Recipients at the 58th Nebula Awards
This past Sunday, the Science Fiction & Fantasy Writers Association (SFWA) celebrated the 58th Nebula Awards in Anaheim, California. The honors given included the Award for Novel and the Andre Norton Award—one to a tale of an empire bent on colonization, the other to an alien invasion story.
SFWA also gave us a bonus—a new Grand Master!
Award for Novel
Babel by R.F. Kuang
Crawford Award, Crompton Crook Award, and Astounding Award for Best New Writer recipient Rebecca F. Kuang “…immigrated to the United States from Guangzhou, China, with her family when she was four years old” and was raised in Texas. Kuang holds a bachelor’s degree in history from Georgetown University, as well as a Master of Philosophy in Chinese Studies from the University of Cambridge and a Master of Science in Contemporary Chinese Studies from Oxford University. A graduate of the Odyssey Writing Workshop, Kuang is the author of The Poppy War, Yellowface, and this year’s winner Babel: Or the Necessity of Violence: An Arcane History of the Oxford Translators' Revolution.
Here’s the summary of Babel from the HarperCollins website:
“Traduttore, traditore: An act of translation is always an act of betrayal.
1828. Robin Swift, orphaned by cholera in Canton, is brought to London by the mysterious Professor Lovell. There, he trains for years in Latin, Ancient Greek, and Chinese, all in preparation for the day he’ll enroll in Oxford University’s prestigious Royal Institute of Translation—also known as Babel.
Babel is the world's center for translation and, more importantly, magic.
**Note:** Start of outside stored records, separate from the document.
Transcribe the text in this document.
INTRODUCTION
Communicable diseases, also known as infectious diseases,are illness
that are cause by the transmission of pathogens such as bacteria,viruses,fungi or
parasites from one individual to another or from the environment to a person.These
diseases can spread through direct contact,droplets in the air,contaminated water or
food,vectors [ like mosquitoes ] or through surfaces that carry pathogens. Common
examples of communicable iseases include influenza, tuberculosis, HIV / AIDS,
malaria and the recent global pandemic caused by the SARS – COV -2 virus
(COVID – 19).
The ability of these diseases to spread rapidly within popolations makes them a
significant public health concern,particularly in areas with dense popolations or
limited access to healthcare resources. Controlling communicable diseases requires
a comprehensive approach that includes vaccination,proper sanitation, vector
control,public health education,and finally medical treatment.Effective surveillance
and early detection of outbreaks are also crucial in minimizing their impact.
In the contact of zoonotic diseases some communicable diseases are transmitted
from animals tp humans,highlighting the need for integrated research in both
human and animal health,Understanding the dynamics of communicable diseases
Silver working—the art of manifesting the meaning lost in translation using enchanted silver bars—has made the British unparalleled in power, as its knowledge serves the Empire’s quest for colonization.
For Robin, Oxford is a utopia dedicated to the pursuit of knowledge. But knowledge obeys power, and as a Chinese boy raised in Britain, Robin realizes serving Babel means betraying his motherland. As his studies progress, Robin finds himself caught between Babel and the shadowy Hermes Society, an organization dedicated to stopping imperial expansion. When Britain pursues an unjust war with China over silver and opium, Robin must decide…
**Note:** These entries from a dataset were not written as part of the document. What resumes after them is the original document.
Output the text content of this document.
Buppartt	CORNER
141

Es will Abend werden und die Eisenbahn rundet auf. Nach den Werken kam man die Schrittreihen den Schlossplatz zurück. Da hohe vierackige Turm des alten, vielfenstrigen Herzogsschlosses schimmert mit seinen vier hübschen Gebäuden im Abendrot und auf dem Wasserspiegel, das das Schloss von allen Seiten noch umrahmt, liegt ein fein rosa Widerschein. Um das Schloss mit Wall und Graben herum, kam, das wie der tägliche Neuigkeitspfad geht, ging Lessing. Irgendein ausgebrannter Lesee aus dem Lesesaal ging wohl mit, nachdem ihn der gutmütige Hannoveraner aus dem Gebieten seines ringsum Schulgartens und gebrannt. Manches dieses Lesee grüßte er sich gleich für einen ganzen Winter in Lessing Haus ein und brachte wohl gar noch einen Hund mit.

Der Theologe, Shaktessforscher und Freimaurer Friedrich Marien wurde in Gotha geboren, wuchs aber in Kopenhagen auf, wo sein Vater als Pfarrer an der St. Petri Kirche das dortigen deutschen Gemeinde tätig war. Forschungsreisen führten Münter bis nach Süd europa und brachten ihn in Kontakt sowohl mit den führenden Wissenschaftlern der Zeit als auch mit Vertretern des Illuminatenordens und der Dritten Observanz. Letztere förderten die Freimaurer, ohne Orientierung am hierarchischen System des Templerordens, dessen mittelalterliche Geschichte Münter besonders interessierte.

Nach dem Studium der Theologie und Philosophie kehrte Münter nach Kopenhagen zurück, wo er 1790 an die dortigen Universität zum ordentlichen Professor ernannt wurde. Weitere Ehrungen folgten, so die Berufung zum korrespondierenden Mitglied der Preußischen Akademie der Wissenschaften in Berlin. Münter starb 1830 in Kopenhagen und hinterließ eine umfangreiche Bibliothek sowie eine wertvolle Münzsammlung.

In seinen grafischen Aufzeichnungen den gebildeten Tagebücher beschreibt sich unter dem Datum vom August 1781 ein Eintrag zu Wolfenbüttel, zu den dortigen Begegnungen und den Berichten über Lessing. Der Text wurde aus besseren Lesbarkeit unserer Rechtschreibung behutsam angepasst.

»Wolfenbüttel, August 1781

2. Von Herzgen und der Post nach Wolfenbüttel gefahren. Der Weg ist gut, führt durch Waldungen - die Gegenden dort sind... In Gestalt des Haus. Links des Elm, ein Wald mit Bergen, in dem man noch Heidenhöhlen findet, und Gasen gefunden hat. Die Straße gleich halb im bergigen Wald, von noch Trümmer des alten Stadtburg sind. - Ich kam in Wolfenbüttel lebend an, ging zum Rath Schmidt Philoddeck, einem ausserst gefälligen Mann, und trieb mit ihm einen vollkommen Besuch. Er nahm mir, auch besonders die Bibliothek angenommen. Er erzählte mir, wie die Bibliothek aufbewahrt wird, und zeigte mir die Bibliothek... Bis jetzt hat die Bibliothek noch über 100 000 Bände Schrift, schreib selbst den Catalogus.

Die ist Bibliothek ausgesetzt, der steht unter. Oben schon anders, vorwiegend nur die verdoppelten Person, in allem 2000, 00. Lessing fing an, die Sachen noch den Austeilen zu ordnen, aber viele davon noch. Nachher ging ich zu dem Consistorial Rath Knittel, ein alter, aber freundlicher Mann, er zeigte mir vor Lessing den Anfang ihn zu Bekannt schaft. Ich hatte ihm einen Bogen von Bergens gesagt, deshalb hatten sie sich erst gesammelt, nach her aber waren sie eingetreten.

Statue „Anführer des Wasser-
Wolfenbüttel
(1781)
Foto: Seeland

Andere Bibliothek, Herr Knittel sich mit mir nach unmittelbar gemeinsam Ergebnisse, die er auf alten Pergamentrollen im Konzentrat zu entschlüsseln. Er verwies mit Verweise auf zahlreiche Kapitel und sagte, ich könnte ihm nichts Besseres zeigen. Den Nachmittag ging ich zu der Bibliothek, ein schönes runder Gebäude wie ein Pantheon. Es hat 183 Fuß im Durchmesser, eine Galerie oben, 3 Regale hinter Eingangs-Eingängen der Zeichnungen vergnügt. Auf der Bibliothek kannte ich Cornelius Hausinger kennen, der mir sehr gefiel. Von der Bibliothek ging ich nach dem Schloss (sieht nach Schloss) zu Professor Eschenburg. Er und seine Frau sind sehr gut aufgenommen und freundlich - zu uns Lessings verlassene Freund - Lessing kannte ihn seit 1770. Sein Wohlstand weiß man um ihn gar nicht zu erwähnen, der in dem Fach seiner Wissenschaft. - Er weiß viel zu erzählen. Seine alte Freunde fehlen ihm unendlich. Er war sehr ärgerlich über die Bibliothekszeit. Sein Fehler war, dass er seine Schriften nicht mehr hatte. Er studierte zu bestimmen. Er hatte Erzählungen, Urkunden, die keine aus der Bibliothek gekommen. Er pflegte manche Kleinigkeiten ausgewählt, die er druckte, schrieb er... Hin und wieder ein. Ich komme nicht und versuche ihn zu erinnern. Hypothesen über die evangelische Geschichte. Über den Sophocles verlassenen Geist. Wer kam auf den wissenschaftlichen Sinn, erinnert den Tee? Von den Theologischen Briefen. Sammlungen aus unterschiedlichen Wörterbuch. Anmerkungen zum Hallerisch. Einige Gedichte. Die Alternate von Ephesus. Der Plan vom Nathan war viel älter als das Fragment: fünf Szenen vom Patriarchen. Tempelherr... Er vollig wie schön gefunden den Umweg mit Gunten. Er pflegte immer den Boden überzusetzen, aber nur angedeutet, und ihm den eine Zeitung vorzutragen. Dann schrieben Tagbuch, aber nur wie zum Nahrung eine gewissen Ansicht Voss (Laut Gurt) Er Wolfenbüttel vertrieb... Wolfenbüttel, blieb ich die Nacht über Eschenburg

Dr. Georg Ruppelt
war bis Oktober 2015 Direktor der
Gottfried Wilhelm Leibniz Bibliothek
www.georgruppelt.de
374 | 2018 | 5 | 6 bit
Can powerful institutions be changed from within, or does revolution always require violence?”
Kuang is currently working on her PhD in East Asian Languages and Literature at Yale University.
Andre Norton Nebula Award for Middle Grade and Young Adult Fiction
Ruby Finley vs. the Interstellar Invasion by K. Tempest Bradford
Locus Award and Lemonade Award recipient K. Tempest Bradford was born in Cincinnati, Ohio and graduated from New York University. Also a graduate of the Clarion West Writer’s Workshop, Bradford worked as an editor and published multiple short stories before releasing Ruby Finley vs. The Interstellar Invasion in 2002.
The Macmillan site describes Bradford’s story:
“Eleven-year-old Ruby is a Black girl who loves studying insects and would do just about anything to be an entomologist, much to the grossed-out dismay of her Gramma. Ruby knows everything there is to know about insects so when she finds the weirdest bug she’s ever seen in her front yard, she makes sure no one is looking and captures it for further study.
But then Ruby realizes that the creature isn't just a regular bug. And it has promptly burned a hole through her window and disappeared. Soon, random things around the neighborhood go missing, and no one's heard from the old lady down the street for a week. Ruby and her friends will have to recover the strange bug before the feds do.
Ruby is the science hero we’ve all been waiting for!”
At this time, Bradford “…serves on the board of the Carl Brandon Society, an organization dedicated to increasing racial and ethnic diversity in the production of and audience for speculative fiction”. Geographically, she is "...hunkered down in the Pacific Northwest doing [her] best to change the culture for the better from [her] corner of the world.”
Damon Knight Memorial Grand Master Award
Robin McKinley
Newbery Medal, World Fantasy Award, and Mythopoeic Fantasy Award recipient Robin McKinley was born in Warren, Ohio and graduated from Bowdoin College.
McKinley then “…remained in Maine for several years working as a research assistant and later in a bookstore.” She has published a dozen novels, including award winners The Hero and the Crown and Sunshine.
In 1991, McKinley married fellow author Peter Dickinson. They lived together at their home (and garden!) in the United Kingdom until his death in 2015. She currently resides in Scotland, with her German wire-haired pointer, Genghis.